The Vegetable Butcher by Cara Mangini is satisfyingly compiled and creatively pictured. The book demonstrates exactly how to select, cut and use vegetables you may not even have been able to name as you see them freshly arrayed in your local grocery or farmers market.
Why not make this the year to try some new vegetables? I have never tried celery root, tomatillos and wouldn’t know what to do with sunchokes, but the author shows you how to prepare these and many more. Plus she includes recipes that look delicious.
After reading this book you will be able to identify types of lettuce, mushrooms (she names fourteen types), and herbs you find in the grocery store. You may discover a new favorite that you have deprived yourself of for years just because you didn’t know what it was or how to prepare it. An excellent resource, this book works well for anyone, especially for those who don’t have time to watch food shows on television.
Set in 1830, the tale follows Jamie, the son of a plantation owner and his slave Belle, characters from the Kitchen House, the author’s first book.
Henry, an escaped slave in hiding, helps homeless Jamie when he arrives in Philadelphia.
Confusion, truth and lies are at the heart of Jamie’s existence as he passes for white. The road he takes brings him to wealth and prestige but he is uncomfortable with the role he plays in society.
Jamie is compelled to assist Henry in finding his son Pan who has disappeared. They fear Pan is kidnapped and sold into slavery. At the same time Jamie is torn because if he goes south someone may recognize him as an escaped slave. His fears are warranted. Thus begins an escape from North Carolina through the Great Dismal Swamp. The bravery of the Underground Railroad conductors, both black and white are brought to life in the escape.
Especially compelling is Sukey, another slave from the Kitchen House, who tells her story about being sold over and again with resignation, sadness and strength. In the end, she takes control over the helplessness of the life she leads.
It is interesting to think about what attitudes have changed or have not changed in our country during the last 200 years.
If you enjoyed the Kitchen House you are bound to enjoy this story as well.
The Charm Bracelet written by Viola Shipman will jangle your interest right away! If you are a fan of authors Debbie Macomber, Susan Mallery or local author Lori Nelson Spielman you may enjoy this work by a Michigan-based author.
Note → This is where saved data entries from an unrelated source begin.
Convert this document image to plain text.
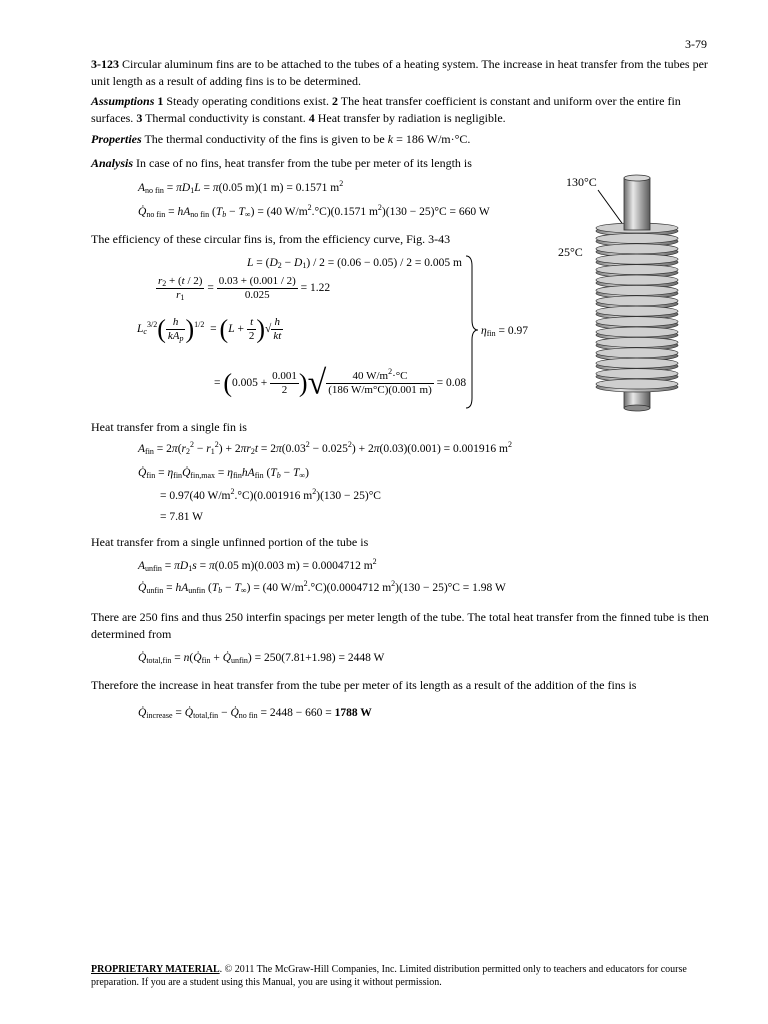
3-79
3-123 Circular aluminum fins are to be attached to the tubes of a heating system. The increase in heat transfer from the tubes per unit length as a result of adding fins is to be determined.
Assumptions 1 Steady operating conditions exist. 2 The heat transfer coefficient is constant and uniform over the entire fin surfaces. 3 Thermal conductivity is constant. 4 Heat transfer by radiation is negligible.
Properties The thermal conductivity of the fins is given to be k = 186 W/m·°C.
Analysis In case of no fins, heat transfer from the tube per meter of its length is
$A_{no fin} = \pi D_1L = \pi(0.05$ m)(1 m) = 0.1571 $m^2$
$Q̇_{no fin} = hA_{no fin}$ $(T_b - T_\infty) = (40$ $W/m^2.^\circ C)(0.1571$ $m^2)(130 - 25)^\circ C = 660$ W
The efficiency of these circular fins is, from the efficiency curve, Fig. 3-43
$L = (D_2 - D_1) / 2 = (0.06 - 0.05) / 2 = 0.005$ m
$\frac{r_2 + (t / 2)}{r_1} = \frac{0.03 + (0.001 / 2)}{0.025} = 1.22$
$L_c^{3/2}( \frac{h}{kA_p} )^{1/2} = (L + \frac{t}{2}$ )√ $\frac{h}{kt}$
= ($0.005 + \frac{0.001}{2}$ )√ $\frac{40 W/m^2\cdot^\circ C}{(186 W/m^\circ C)(0.001 m)} = 0.08$
$\eta_{fin} = 0.97$
Heat transfer from a single fin is
$A_{fin} = 2\pi(r_2^2 - r_1^2) + 2\pi r_2t = 2\pi(0.03^2 - 0.025^2) + 2\pi(0.03)(0.001) = 0.001916$ $m^2$
$Q̇_{fin}$ = $\eta_{fin}Q̇_{fin,max} = \eta_{fin}hA_{fin}$ $(T_b - T_\infty)$
= 0.97(40 $W/m^2.^\circ C)(0.001916$ $m^2)(130 - 25)^\circ C$
= 7.81 W
Heat transfer from a single unfinned portion of the tube is
$A_{unfin} = \pi D_1s = \pi(0.05$ m)(0.003 m) = 0.0004712 $m^2$
$Q̇_{unfin} = hA_{unfin}$ $(T_b - T_\infty) = (40$ $W/m^2.^\circ C)(0.0004712$ $m^2)(130 - 25)^\circ C = 1.98$ W
There are 250 fins and thus 250 interfin spacings per meter length of the tube. The total heat transfer from the finned tube is then determined from
$Q̇_{total,fin}$ = $n(Q̇_{fin}$ + $Q̇_{unfin}) = 250(7.81+1.98) = 2448$ W
Therefore the increase in heat transfer from the tube per meter of its length as a result of the addition of the fins is
$Q̇_{increase}$ = $Q̇_{total,fin}$ − $Q̇_{no fin} = 2448 - 660 = 1788$ W
130°C
25°C
PROPRIETARY MATERIAL. © 2011 The McGraw-Hill Companies, Inc. Limited distribution permitted only to teachers and educators for course preparation. If you are a student using this Manual, you are using it without permission.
Charming and sweet, the book is not only a story of 3 women but it is a message that no matter how old, your dreams should not be neglected.
The story begins in Chicago with mother Arden and daughter Lauren who for various reasons are not living their lives the way they wish. Both of them have put their dreams on hold.
Grandmother Lolly, who is very independent in her 70’s and lives in an adorable old cabin on an inland lake in a small town near Lake Michigan, hints to them that she would like them to visit. They go, intrigued and somewhat concerned because it is unlike her to ask.
There she enlightens her daughter and granddaughter on the meaning of the charms in her bracelet by passing down stories from her own time growing up on the lake. These lessons are sweet and lead to the women reflecting on their own lives.
After a long winter, the setting of early summer Michigan is pleasant to read. The tale flows smoothly and gently like soft tears. Don’t be surprised if you find a few of your own while reading this story.
In the end, this book is about challenging your fears, discovering your passions and finding the strength to follow your dreams. I think you may enjoy it.
The other day I decided I would like to learn about wine. I have seen the rows of wine at stores and I’ve been overwhelmed. With friends I have shared a glass but never knew how to choose a bottle without wondering if it will taste like vinegar or cherry syrup!
So I exhausted the topic of wine at the library, and as the person who processes Mel (Michigan Electronic Library, available to all library patrons), I soon found a wonderful book about wine. The book explained about grapes, and what people are looking for when they raise the glass. I discovered exactly what the sniff and the swirl is all about! I learned about locations and soils and how weather plays a role. As I read, it came to light about why Michigan’s wine industry is growing in leaps and bounds even though our weather seems nothing like California’s. The book is Wineocology: Uncork the Power of Your Palate with Sensory Secrets from Hollywood’s’ Sommelier by Stansbury and Shink. You will have to order it though MeL. If you have never done that before we will help you at the library. Please ask.
I have more knowledge about wine now, at least enough to narrow down the types I may like. The rows of bottles are still overwhelming. I don’t have the time to read every delightful label as much as it would be charming to do so, besides stores don’t offer chairs. What I can say is this, when I wanted to learn about wine, I turned to the library and found a book that was perfect with delightful pictures. I could hold it in my hand and read, or I could put it down until I had more time.
To those who do not frequent libraries I must say, “How can you not?” I personally have no idea. For when it comes to learning, the library is the go-to place. It has always been that way for me. Cheers!